Cuando abrimos la puerta, oímos decir a Rhea:

– Paul, sí no quieres, no tienes por qué hablar con la doctora Herschel. Necesitas descansar y hacer todo lo posible para ponerte bien. Ya tendrás tiempo de sobra para hablar más adelante.

Se había situado a modo de guardiana entre la cama y la puerta, pero Lotty había dado la vuelta para ir hasta el otro lado, abriéndose paso entre las diferentes bolsas de plástico que colgaban por encima de él. A pesar de sus rizos canosos, Paul parecía un niño, con aquella carita que apenas le asomaba por encima de la sábana. Sus mejillas sonrosadas estaban pálidas, pero sonreía levemente, encantado de ver a Rhea. Cuando Don se colocó junto a ella, la sonrisa desapareció. Don también lo notó y se apartó un poco.

– Paul, soy la doctora Herschel -dijo Lotty, posando sus dedos sobre la muñeca de Paul para tomarle el pulso-. Conocí a la familia Radbuka hace muchos años en Viena y en Londres. Estudié medicina en Londres y trabajé durante un tiempo con Anna Freud, cuya obra admiras tanto.

Los ojos color avellana de Paul dejaron de mirar a Rhea para posarse en Lotty, mientras el color volvía a su rostro.

Fuese cual fuese el escándalo que Lotty había montado delante de Cari y de Max, en aquel momento parecía absolutamente tranquila.

– No quiero que te pongas nervioso para nada. Así que, si tu pulso empieza a acelerarse, dejaremos de hablar de inmediato. ¿Lo has comprendido?

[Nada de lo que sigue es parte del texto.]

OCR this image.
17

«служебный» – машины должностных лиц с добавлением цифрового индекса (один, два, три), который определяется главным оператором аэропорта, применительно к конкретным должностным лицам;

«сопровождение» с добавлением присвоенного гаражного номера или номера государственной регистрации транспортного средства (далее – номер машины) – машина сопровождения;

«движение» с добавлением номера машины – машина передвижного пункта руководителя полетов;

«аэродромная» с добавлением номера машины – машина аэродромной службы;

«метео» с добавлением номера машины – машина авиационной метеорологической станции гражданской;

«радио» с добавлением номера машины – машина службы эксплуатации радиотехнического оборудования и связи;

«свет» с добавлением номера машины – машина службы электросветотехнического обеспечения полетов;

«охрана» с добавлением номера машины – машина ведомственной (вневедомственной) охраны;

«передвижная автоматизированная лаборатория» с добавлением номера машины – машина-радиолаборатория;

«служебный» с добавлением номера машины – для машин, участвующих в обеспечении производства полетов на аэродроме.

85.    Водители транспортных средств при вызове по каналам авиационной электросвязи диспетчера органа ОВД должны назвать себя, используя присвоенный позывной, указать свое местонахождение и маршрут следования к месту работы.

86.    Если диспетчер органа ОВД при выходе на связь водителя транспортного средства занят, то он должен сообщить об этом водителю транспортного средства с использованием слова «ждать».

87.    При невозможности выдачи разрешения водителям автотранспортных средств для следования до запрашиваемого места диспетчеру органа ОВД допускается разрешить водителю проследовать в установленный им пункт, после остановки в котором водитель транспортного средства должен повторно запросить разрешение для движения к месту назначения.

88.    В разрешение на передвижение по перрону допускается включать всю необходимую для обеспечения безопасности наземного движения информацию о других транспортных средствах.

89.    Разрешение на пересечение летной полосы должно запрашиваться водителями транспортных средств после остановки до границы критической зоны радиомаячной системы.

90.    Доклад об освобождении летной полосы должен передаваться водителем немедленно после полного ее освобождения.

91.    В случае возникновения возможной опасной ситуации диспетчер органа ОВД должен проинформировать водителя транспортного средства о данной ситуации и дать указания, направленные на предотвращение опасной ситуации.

– Debería dejar de hablar ahora mismo -dijo Rhea, sin lograr que la furia perturbase su tranquilidad vestal. Al ver que la atención de Paul se había desplazado hacia Lotty, Don tomó a Rhea de la mano para transmitirle su apoyo.

– No -susurró Paul-. Ella conoce a mi salvadora inglesa. Ella conoce a mi auténtica familia. Hará que mi primo Max se acuerde de mí. Se lo prometo, no me pondré nervioso.

– Tengo los cuadernos de Ulrich -dijo Lotty-. Te los guardaré en un lugar seguro hasta que puedas venir a buscarlos tú mismo. Pero quería preguntarte algo sobre ellos. En una de sus páginas escribiste al lado del nombre de S. Radbuka que Sofie Radbuka era tu madre. Me pregunto cómo es que lo sabes.

– Porque me acuerdo -dijo.

Me coloqué junto a Lotty y hablé manteniendo su mismo tono de voz.

– Cuando le llevaste los cuadernos de Ulrich a Rhea, ella te ayudó a recordar que tu verdadero apellido era Radbuka, ¿verdad, Paul? Había una larga lista de nombres: Czestvo, Vostok, Radbuka y muchos otros. Cuando te hipnotizó recordaste que tu verdadero apellido era Radbuka. Tuvo que ser un momento maravilloso, aunque escalofriante.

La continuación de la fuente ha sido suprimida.